Sotheby’s to Offer Roy Lichtenstein’s Iconic Sleeping Girl From 1964 in New York on 9 May 2012

Roy Lichtenstein’s Sleeping Girl (1964) – one of the high-points of the artist’s comic book inspired paintings and an icon of Post-War American art, is expected to fetch up to $40 million when it is sold at  Sotheby’s auction in New York in May.

In the 48 years since its purchase, Sleeping Girl has been exhibited only once, in the 1989/ 90 Museum of Contemporary Art, Los Angeles exhibition Selections from the Beatrice and Philip Gersh Collection.

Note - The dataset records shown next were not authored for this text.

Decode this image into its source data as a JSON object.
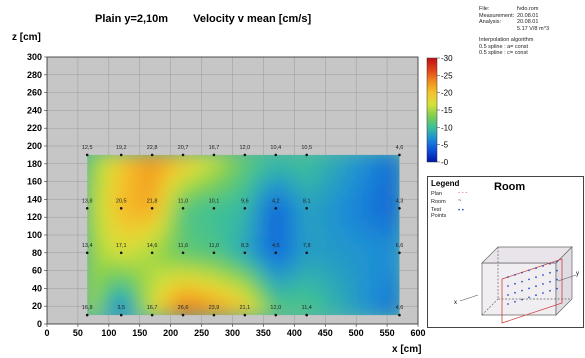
{
  "chart_data": {
    "type": "heatmap",
    "title": "Plain y=2,10m",
    "subtitle": "Velocity v mean [cm/s]",
    "xlabel": "x [cm]",
    "ylabel": "z [cm]",
    "xlim": [
      0,
      600
    ],
    "ylim": [
      0,
      300
    ],
    "x_ticks": [
      "0",
      "50",
      "100",
      "150",
      "200",
      "250",
      "300",
      "350",
      "400",
      "450",
      "500",
      "550",
      "600"
    ],
    "y_ticks": [
      "0",
      "20",
      "40",
      "60",
      "80",
      "100",
      "120",
      "140",
      "160",
      "180",
      "200",
      "220",
      "240",
      "260",
      "280",
      "300"
    ],
    "grid": true,
    "field_extent": {
      "x": [
        65,
        570
      ],
      "z": [
        10,
        190
      ]
    },
    "colorbar": {
      "min": 0,
      "max": 30,
      "ticks": [
        "-30",
        "-25",
        "-20",
        "-15",
        "-10",
        "-5",
        "-0"
      ],
      "colors": [
        "#0016a8",
        "#0b4fd8",
        "#1d8ed6",
        "#3cbf9a",
        "#7fcf4e",
        "#d7e23a",
        "#f6c22a",
        "#f08a1c",
        "#e0401a",
        "#c01010"
      ]
    },
    "measurement_x": [
      65,
      120,
      170,
      220,
      270,
      320,
      370,
      420,
      570
    ],
    "measurement_z": [
      10,
      80,
      130,
      190
    ],
    "value_labels": [
      {
        "z": 190,
        "labels": [
          "12,5",
          "19,2",
          "22,8",
          "20,7",
          "16,7",
          "12,0",
          "10,4",
          "10,5",
          "4,6"
        ]
      },
      {
        "z": 130,
        "labels": [
          "13,8",
          "20,5",
          "21,8",
          "11,0",
          "10,1",
          "9,6",
          "4,2",
          "8,1",
          "4,3"
        ]
      },
      {
        "z": 80,
        "labels": [
          "13,4",
          "17,1",
          "14,6",
          "11,6",
          "11,0",
          "8,3",
          "4,5",
          "7,8",
          "6,6"
        ]
      },
      {
        "z": 10,
        "labels": [
          "16,8",
          "3,5",
          "16,7",
          "26,6",
          "23,9",
          "21,1",
          "12,0",
          "11,4",
          "4,6"
        ]
      }
    ]
  },
  "info": {
    "rows": [
      {
        "k": "File:",
        "v": "fvdo.rom"
      },
      {
        "k": "Measurement:",
        "v": "20.08.01"
      },
      {
        "k": "Analysis:",
        "v": "20.08.01"
      },
      {
        "k": "",
        "v": "5.17 V/8 m^3"
      }
    ],
    "interp_title": "Interpolation algorithm",
    "interp_rows": [
      "0.5  spline : a= const",
      "0.5  spline : c= const"
    ]
  },
  "legend": {
    "title": "Legend",
    "room_title": "Room",
    "items": [
      "Plan",
      "Room",
      "Test",
      "Points"
    ],
    "axis_labels": {
      "x": "x",
      "y": "y"
    }
  }
}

The sexy blonde women of the comic book series are not only one of the most instantly recognizable icons of the Pop Art movement but continue the long, rich tradition of artists’ celebrations of the sleeping female form. Paintings from this series are featured in the collections of major institutions throughout the world, such as the Museum of Modern Art, New York, and this work has remained in private hands for the past 48 years. Sleeping Girl is estimated to sell for $30/40 million and will be shown in Los Angeles, Hong Kong, London and New York prior to the auction on 9 May.

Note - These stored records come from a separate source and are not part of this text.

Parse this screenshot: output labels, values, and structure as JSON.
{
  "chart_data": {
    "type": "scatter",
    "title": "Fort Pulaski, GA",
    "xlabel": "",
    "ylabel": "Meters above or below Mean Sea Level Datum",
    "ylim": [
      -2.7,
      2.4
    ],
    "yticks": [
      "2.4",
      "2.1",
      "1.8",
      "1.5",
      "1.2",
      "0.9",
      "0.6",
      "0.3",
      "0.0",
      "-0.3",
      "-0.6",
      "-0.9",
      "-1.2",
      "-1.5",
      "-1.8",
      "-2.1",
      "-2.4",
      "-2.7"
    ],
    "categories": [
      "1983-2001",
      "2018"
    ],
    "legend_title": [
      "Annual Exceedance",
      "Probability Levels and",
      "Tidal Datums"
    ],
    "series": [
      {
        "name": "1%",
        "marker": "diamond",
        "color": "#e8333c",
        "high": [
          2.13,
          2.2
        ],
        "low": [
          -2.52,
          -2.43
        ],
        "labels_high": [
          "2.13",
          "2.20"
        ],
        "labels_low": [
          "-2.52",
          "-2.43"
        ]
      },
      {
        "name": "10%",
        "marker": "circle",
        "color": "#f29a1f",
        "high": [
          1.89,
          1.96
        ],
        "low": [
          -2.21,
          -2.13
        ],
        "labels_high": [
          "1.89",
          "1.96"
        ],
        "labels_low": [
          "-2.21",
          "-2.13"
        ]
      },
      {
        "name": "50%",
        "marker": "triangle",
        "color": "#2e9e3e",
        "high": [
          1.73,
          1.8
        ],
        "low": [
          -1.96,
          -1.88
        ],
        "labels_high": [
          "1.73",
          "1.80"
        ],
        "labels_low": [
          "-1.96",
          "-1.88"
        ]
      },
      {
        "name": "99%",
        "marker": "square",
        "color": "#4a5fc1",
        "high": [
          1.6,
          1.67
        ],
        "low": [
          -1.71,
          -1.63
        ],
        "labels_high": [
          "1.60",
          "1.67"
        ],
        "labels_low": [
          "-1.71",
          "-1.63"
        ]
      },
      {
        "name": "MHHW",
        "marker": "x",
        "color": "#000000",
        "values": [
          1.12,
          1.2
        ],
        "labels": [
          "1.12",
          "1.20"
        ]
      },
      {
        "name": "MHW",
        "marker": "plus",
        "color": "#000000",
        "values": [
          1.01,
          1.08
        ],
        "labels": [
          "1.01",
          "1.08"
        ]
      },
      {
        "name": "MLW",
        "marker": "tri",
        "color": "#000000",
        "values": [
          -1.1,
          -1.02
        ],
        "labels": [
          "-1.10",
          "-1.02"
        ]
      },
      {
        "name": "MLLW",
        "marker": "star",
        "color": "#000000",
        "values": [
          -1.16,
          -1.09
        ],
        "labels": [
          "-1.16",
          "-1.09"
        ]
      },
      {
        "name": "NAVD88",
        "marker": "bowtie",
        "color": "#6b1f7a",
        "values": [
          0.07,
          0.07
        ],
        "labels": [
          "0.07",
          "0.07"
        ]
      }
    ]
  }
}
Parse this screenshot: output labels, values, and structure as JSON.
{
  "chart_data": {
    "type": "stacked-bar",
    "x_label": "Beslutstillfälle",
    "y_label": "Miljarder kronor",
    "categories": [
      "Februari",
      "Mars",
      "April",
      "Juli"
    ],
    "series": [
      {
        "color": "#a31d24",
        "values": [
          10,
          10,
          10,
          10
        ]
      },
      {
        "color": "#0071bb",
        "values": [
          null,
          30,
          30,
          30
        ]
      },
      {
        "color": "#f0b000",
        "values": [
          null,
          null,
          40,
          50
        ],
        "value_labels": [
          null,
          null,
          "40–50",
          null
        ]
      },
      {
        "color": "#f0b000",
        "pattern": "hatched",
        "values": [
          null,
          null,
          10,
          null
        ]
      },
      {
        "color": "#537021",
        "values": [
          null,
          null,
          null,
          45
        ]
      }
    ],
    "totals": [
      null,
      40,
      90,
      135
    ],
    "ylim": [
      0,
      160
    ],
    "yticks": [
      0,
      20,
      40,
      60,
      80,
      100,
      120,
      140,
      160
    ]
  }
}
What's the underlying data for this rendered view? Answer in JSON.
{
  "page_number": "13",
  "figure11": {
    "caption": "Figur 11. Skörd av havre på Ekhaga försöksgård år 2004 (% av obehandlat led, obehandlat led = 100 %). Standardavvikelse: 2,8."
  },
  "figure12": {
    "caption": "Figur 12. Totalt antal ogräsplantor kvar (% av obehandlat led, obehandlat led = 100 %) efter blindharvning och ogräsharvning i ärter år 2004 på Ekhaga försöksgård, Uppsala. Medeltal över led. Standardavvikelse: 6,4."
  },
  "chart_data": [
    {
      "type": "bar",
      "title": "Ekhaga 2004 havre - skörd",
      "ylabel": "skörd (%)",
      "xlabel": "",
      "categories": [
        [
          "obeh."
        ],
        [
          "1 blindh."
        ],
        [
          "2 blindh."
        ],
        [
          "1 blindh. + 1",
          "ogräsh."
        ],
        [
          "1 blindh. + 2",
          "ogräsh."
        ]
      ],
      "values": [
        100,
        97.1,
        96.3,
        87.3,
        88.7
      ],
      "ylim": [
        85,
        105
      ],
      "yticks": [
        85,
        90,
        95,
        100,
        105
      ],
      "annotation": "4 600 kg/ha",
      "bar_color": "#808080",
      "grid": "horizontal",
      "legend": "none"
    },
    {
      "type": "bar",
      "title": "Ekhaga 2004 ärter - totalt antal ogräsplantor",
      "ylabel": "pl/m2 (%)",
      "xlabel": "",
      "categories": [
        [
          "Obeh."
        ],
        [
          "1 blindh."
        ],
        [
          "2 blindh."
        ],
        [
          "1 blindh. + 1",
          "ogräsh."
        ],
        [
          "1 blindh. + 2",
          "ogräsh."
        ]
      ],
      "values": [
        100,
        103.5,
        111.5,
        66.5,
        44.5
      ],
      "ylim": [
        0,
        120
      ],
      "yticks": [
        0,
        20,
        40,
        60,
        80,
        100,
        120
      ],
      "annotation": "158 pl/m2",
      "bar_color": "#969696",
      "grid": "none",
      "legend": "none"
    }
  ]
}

Sleeping Girl has not appeared on the market since it was purchased by noted West Coast collectors and philanthropists Beatrice and Phillip Gersh, from the Ferus Gallery in 1964. The Gershes were founding members of The Museum of Contemporary Art in Los Angeles (MOCA) and part of a distinguished group of collectors who established the modern and contemporary art scene in the region.  Their commitment to supporting the arts in Los Angeles is evidenced in part by their generous donations of several major works to MOCA including Cubi III (1961), a stainless steel sculpture by David Smith and Jackson Pollock’s seminal painting Number 3, 1948 (1948), both of which are currently on view at MOCA as part of A Tribute to Beatrice and Philip Gersh: Gifts to The Museum of Contemporary Art through 27 February 2012.  Passionate collectors, they rarely loaned their works to museum exhibitions, preferring to keep them at home.

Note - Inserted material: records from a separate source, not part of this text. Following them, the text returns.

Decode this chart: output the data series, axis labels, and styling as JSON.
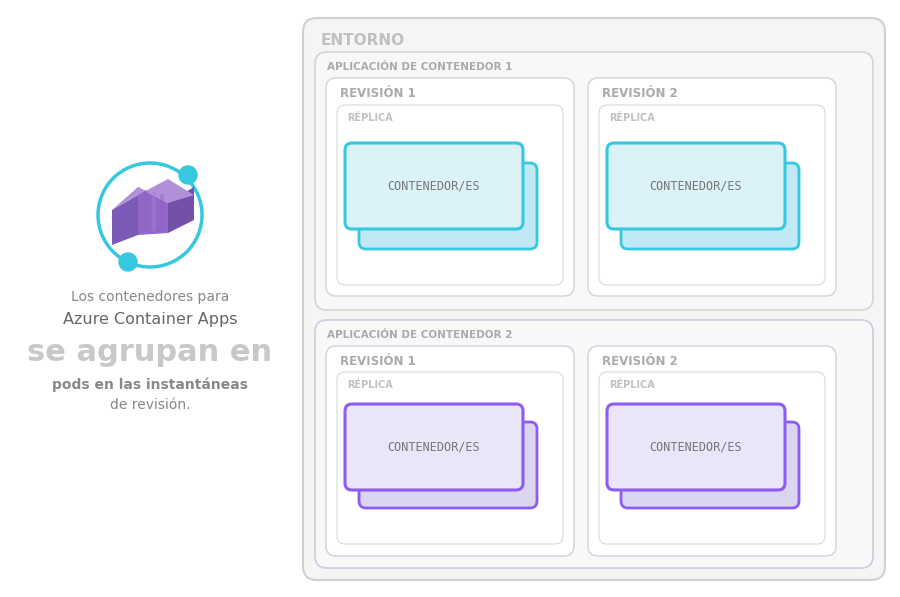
{
  "bg_color": "#ffffff",
  "entorno_label": "ENTORNO",
  "app1_label": "APLICACIÓN DE CONTENEDOR 1",
  "app2_label": "APLICACIÓN DE CONTENEDOR 2",
  "rev1_label": "REVISIÓN 1",
  "rev2_label": "REVISIÓN 2",
  "replica_label": "RÉPLICA",
  "contenedor_label": "CONTENEDOR/ES",
  "text_line1": "Los contenedores para",
  "text_line2": "Azure Container Apps",
  "text_line3": "se agrupan en",
  "text_line4": "pods en las instantáneas",
  "text_line5": "de revisión.",
  "border_outer": "#d0d0d0",
  "border_app1": "#d4d4d4",
  "border_app2": "#cccce0",
  "border_rev": "#d4d4d4",
  "border_replica": "#d8d8d8",
  "blue_fill": "#daf2f8",
  "blue_border": "#35c8e0",
  "blue_shadow_fill": "#c0e8f5",
  "purple_fill": "#eae5f8",
  "purple_border": "#8b5cf6",
  "purple_shadow_fill": "#dcd5f0",
  "label_gray": "#aaaaaa",
  "label_light": "#c0c0c0",
  "text_small": "#888888",
  "text_medium": "#777777",
  "text_large_color": "#c8c8c8",
  "teal_color": "#35c8e0",
  "icon_purple_left": "#7b5ab8",
  "icon_purple_mid": "#9168c8",
  "icon_purple_right": "#7450a8",
  "icon_purple_top": "#b090d8",
  "icon_purple_top2": "#9878c0"
}
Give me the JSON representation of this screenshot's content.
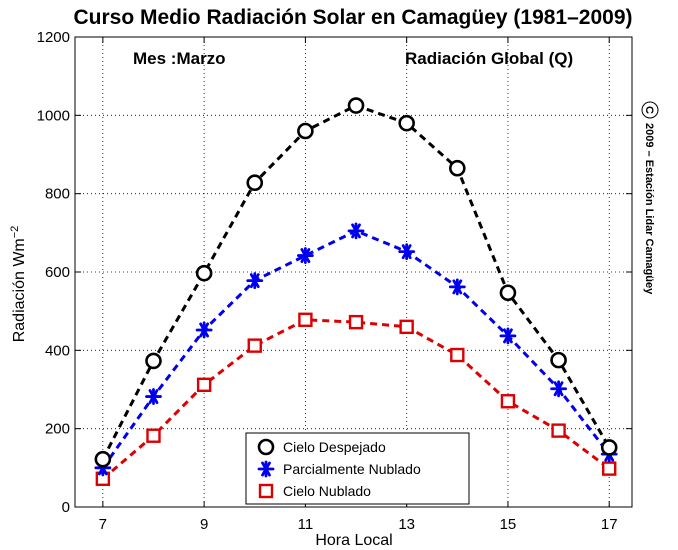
{
  "chart_data": {
    "type": "line",
    "title": "Curso Medio Radiación Solar en Camagüey (1981–2009)",
    "annotation_left": "Mes :Marzo",
    "annotation_right": "Radiación Global (Q)",
    "copyright_symbol": "C",
    "copyright_text": "2009 – Estación Lidar Camagüey",
    "xlabel": "Hora Local",
    "ylabel": "Radiación Wm",
    "ylabel_sup": "−2",
    "xlim": [
      6.45,
      17.45
    ],
    "ylim": [
      0,
      1200
    ],
    "xticks": [
      7,
      9,
      11,
      13,
      15,
      17
    ],
    "yticks": [
      0,
      200,
      400,
      600,
      800,
      1000,
      1200
    ],
    "grid": true,
    "legend_position": "bottom-center",
    "x": [
      7,
      8,
      9,
      10,
      11,
      12,
      13,
      14,
      15,
      16,
      17
    ],
    "series": [
      {
        "name": "Cielo Despejado",
        "color": "#000000",
        "marker": "circle",
        "values": [
          122,
          373,
          597,
          828,
          960,
          1025,
          980,
          865,
          547,
          375,
          152
        ]
      },
      {
        "name": "Parcialmente Nublado",
        "color": "#0000ee",
        "marker": "star",
        "values": [
          100,
          282,
          452,
          578,
          642,
          705,
          652,
          562,
          437,
          302,
          135
        ]
      },
      {
        "name": "Cielo Nublado",
        "color": "#dd0000",
        "marker": "square",
        "values": [
          72,
          182,
          312,
          412,
          478,
          472,
          460,
          388,
          270,
          195,
          98
        ]
      }
    ]
  }
}
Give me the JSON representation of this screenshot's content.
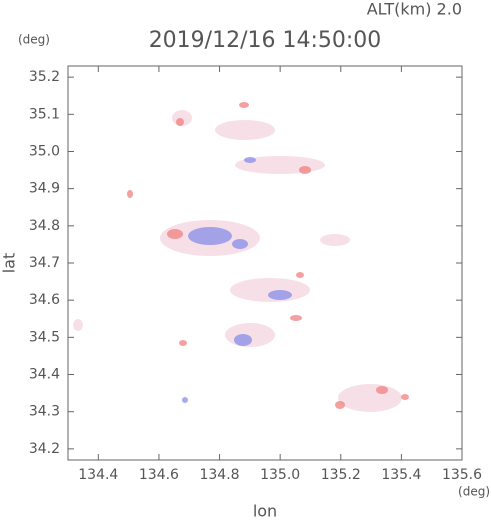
{
  "chart_data": {
    "type": "map",
    "title": "2019/12/16 14:50:00",
    "subtitle": "ALT(km) 2.0",
    "x_label": "lon",
    "x_unit": "(deg)",
    "y_label": "lat",
    "y_unit": "(deg)",
    "xlim": [
      134.3,
      135.6
    ],
    "xticks": [
      134.4,
      134.6,
      134.8,
      {
        "value": 135,
        "label": "135.0"
      },
      135.2,
      135.4,
      135.6
    ],
    "ylim": [
      34.17,
      35.23
    ],
    "yticks": [
      34.2,
      34.3,
      34.4,
      34.5,
      34.6,
      34.7,
      34.8,
      34.9,
      {
        "value": 35,
        "label": "35.0"
      },
      35.1,
      35.2
    ],
    "grid": false
  }
}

In the 1960s, The Ferus Gallery in Los Angeles was the port-of-call for all burgeoning collectors on the West Coast.  The gallery championed the careers of artists such as Andy Warhol, Ed Ruscha and Roy Lichtenstein, to name a few.  Legendary dealer Irving Blum was at the helm of the Ferus Gallery when Sleeping Girl was purchased by the Gershes.  At the time, works by Lichtenstein were rare and highly sought-after and he recalled that “Bea fought like a lioness for that painting.”

This transformation of mass-produced commercial images into the realm of Fine Art is unequivocally one of the most important principles of 20th century art practice, and Sleeping Girl is its crowning achievement. Sleeping Girl is the highpoint of Lichtenstein’s most acclaimed and sustained body of work, painted between 1961 and 1965, and stands out as the clear masterpiece among the single-figure, square-format paintings of women from 1964, with a perfect harmony of size, composition and color.